MILANO Inter e Milan vicini alla separazione. È questa la novità che è emersa dall’incontro tra le due società e il Comune di Milano, riunione resasi necessaria per fare il punto della situazione dopo che negli ultimi giorni i due club avevano manifestato ulteriori perplessità per i continui ritardi nel piano che dovrebbe portare alla costruzione della “Cattedrale”.
La notizia è la nuova posizione presa dal Milan (rappresentato dal presidente Scaroni, che al termine dell’incontro non ha rilasciato dichiarazioni) che, sparigliando le carte, si è chiamato fuori dal progetto in comune e starebbe seriamente prendendo in considerazione l’idea di correre da solo: “L’opzione principale rimane lo stadio di San Siro da fare assieme al Milan – ha spiegato all’uscita l’amministratore delegato dell’Inter Alessandro Antonello -, però oggi ufficialmente il presidente Scaroni ha comunicato che c’è un loro interesse sull’area de ‘La Maura’.
Questo richiederà alcune settimane di analisi, poi ci si rivedrà per capire se effettivamente sarà oggetto di sviluppo o se procederemo insieme su San Siro. Quello che ci lascia sorpresi – ha poi puntualizzato il dirigente nerazzurro – è il fatto che stavamo procedendo in un progetto…poi con i cambi di proprietà le visioni possono cambiare e accettiamo in tutta tranquillità le loro analisi”.

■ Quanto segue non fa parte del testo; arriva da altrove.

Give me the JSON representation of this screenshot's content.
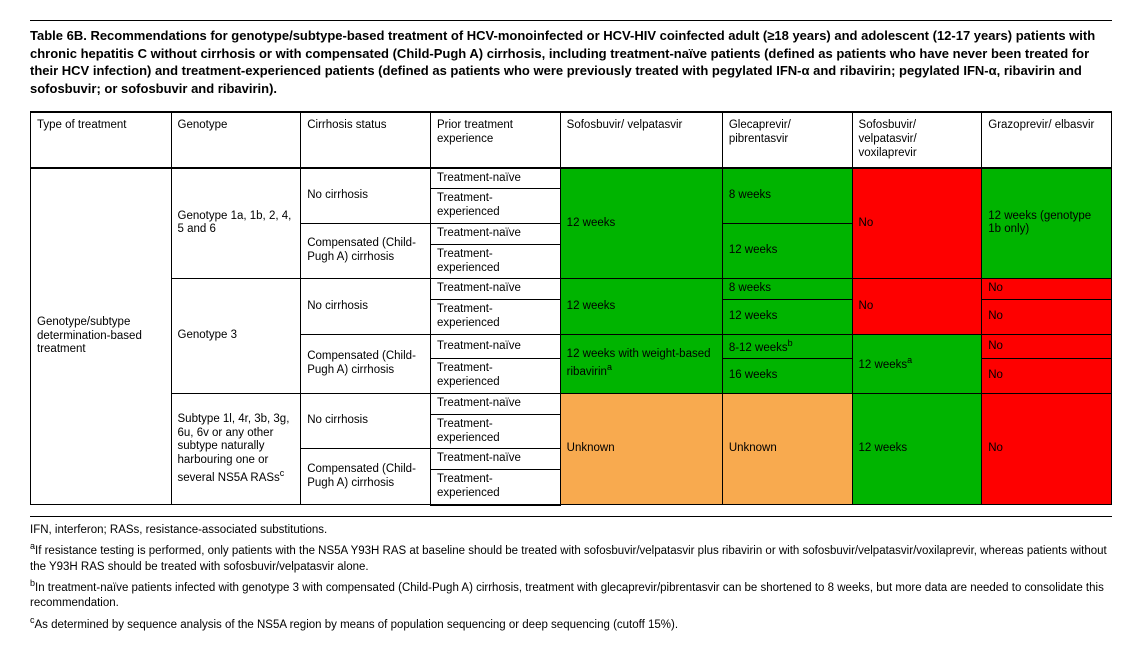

L’area in questione, ‘La Maura’, è la zona dell’ex ippodromo, vicinissimo all’attuale San Siro, che a Casa Milan stanno considerando come prima opzione trattandosi di un’area privata di proprietà della Snai e quindi meno vincolat0a alle diatribe comunali (lì verrebbero trasferiti anche il settore giovanile e la squadra femminile).
Una scelta che imporrebbe all’Inter di trovare per sé un’altra soluzione: “Aggiungo che l’Inter ha sempre lavorato in maniera coerente e determinata su questo progetto, che rimane quello principale – ha ribadito Antonello -. Qualora il Milan dovesse scegliere un’altra area, anche l’Inter ha un piano alternativo come abbiamo sempre detto fin dall’inizio. L’opzione è San Siro col Milan, altrimenti il nostro Piano B è in un’altra area, identificata ma che non possiamo rivelare e che sarebbe fuori Milano”.
Tutto questo comporterebbe un grave danno per il comune, che si ritroverebbe un San Siro svuotato e difficilmente utilizzabile: “Da questo incontro viene fuori una cosa evidente: il vecchio San Siro non lo vuole più nessuno”, ha ammesso il sindaco Sala a margine di un evento all’università Iulm.